The Spark

the Voice of
The Communist League of Revolutionary Workers–Internationalist

“The emancipation of the working class will only be achieved by the working class itself.”
— Karl Marx

EDITORIAL
Tear Down This Depraved, Bloody History

Jul 13, 2020

The following article was the editorial in SPARK workplace newsletters of July 6.

Yes, the Confederate statues should come down, smashed to little bits. They are not just innocent chunks of cement or rock. They symbolize the depraved system whose goal was slavery, the ownership of human beings for commercial purposes.

The statues that young people are tearing down today portray as heroic those violent men who carried out a brutal war to preserve slavery. In the Constitutional Convention establishing the Confederacy, its new vice president, Alexander Stephens, laid out the despicable aim of the Southern rebels: “Our new government is founded upon the great idea that the Negro is not equal to the white man, that Slavery, subordination to the superior, is his natural and normal condition.
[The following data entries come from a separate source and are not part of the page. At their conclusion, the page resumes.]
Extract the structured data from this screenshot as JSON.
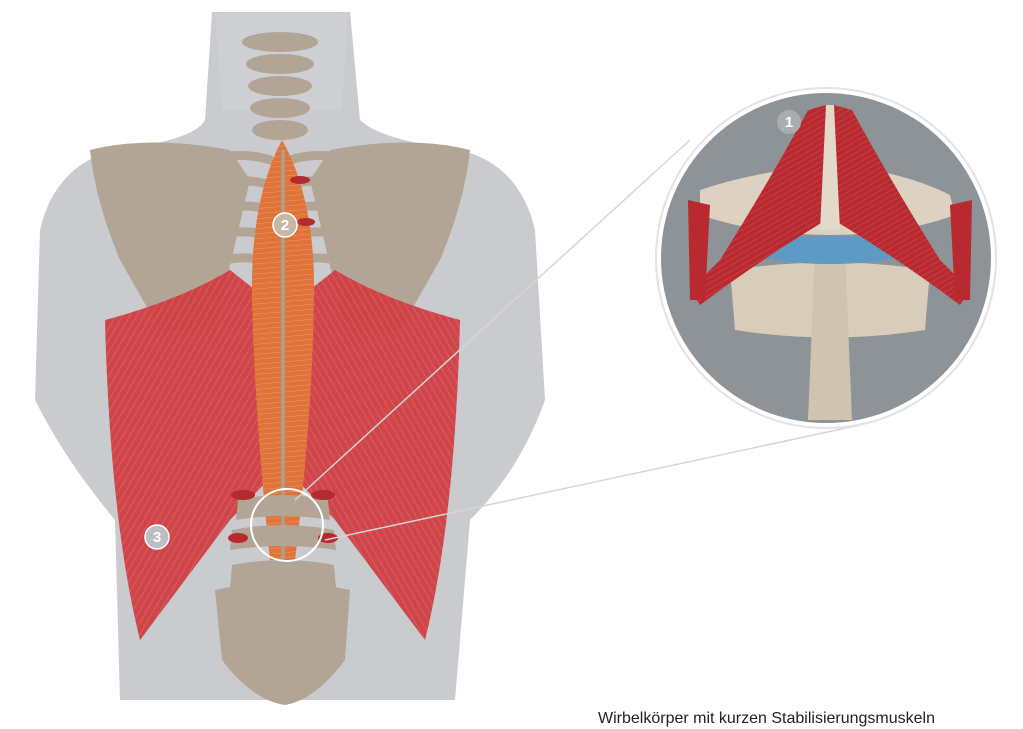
{
  "markers": {
    "m1": "1",
    "m2": "2",
    "m3": "3"
  },
  "caption": "Wirbelkörper mit kurzen Stabilisierungsmuskeln",
  "colors": {
    "body_silhouette": "#c9cbce",
    "bone": "#b3a595",
    "muscle_red": "#c9383c",
    "erector_orange": "#e0733a",
    "disc_blue": "#5e9bc4",
    "callout_line": "#d6d6d6"
  }
}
This, our new government is the first in the history of the world, based upon this great physical, philosophical and moral truth.”

This was the Confederacy, this was what all the generals from Robert E. Lee on down were fighting to impose: to maintain slavery in the South, to push it out into the Western territories and up into Midwestern farming states.

Whatever Lincoln’s slow trajectory, whatever hesitations, he understood that one country could not exist half slave labor, half free labor. It wasn’t a moral choice, it was a practical one, but a practical choice that had moral implications. Lincoln’s quality was to recognize what Northern Generals Grant and Sherman recognized before him, that the North could not win unless it emancipated the slaves. The troops of the Northern armies were the sons of Northern farmers who understood that same truth. The South was defeated when the slaves freed themselves, leaving the plantations, crippling the Southern economy, reinforcing the Northern armies in the push to root out the slave power. The slaves pulled behind them many landless whites who had no stake in the Confederacy’s war. Together they pulled the poor whites who deserted from the Confederate army.

For a while after the war, a real democracy grew up in the South based on the rural poor, the former slaves and the poor whites, both of whom desperately needed land. This was Reconstruction, the brief period after the Civil War when the poor population, working together, set up their own governments, establishing schools for children, medical clinics for a population beset by illness.

The statues that are coming down now did not exist during that period. In fact, they were not erected until almost 40 years after the end of the Civil War. They went up to celebrate the reign of terror that swept through the South, getting rid of Reconstruction, pushing the ex-slaves back into conditions of near slavery.

Former Confederate generals established the Ku Klux Klan, using it as the violent instrument for undoing emancipation. Edmund Pettus, a former Confederate general, led this new KKK. His statue is among those being torn down today.

All of those statues were set up to say to the black population, know your place, stay in it—and to say to the poor white population, consider yourself lucky, even if you are poor, that you aren’t black. Every one of those statues is linked to a bloodbath in the South. Lynching was the fate of black men for how many generations; rape was the fate of black women for how many generations. Poor whites, facing the KKK, turned themselves into craven enforcers of the resurrected old order.

This is the history that people like Trump want to celebrate and preserve: the violent history the KKK imposed on everyone living in the South.

But there is another history, and this is the one we should celebrate. The black population managed not only to survive, but to organize communities, to pass on their history from one generation to another, to pass on the knowledge gained from living communally, depending on each other, drawing strength from each other. There is an enormous moral strength coming out of that experience that comes down to us today.

This history is the one we should celebrate, all of us, black, white, and immigrant.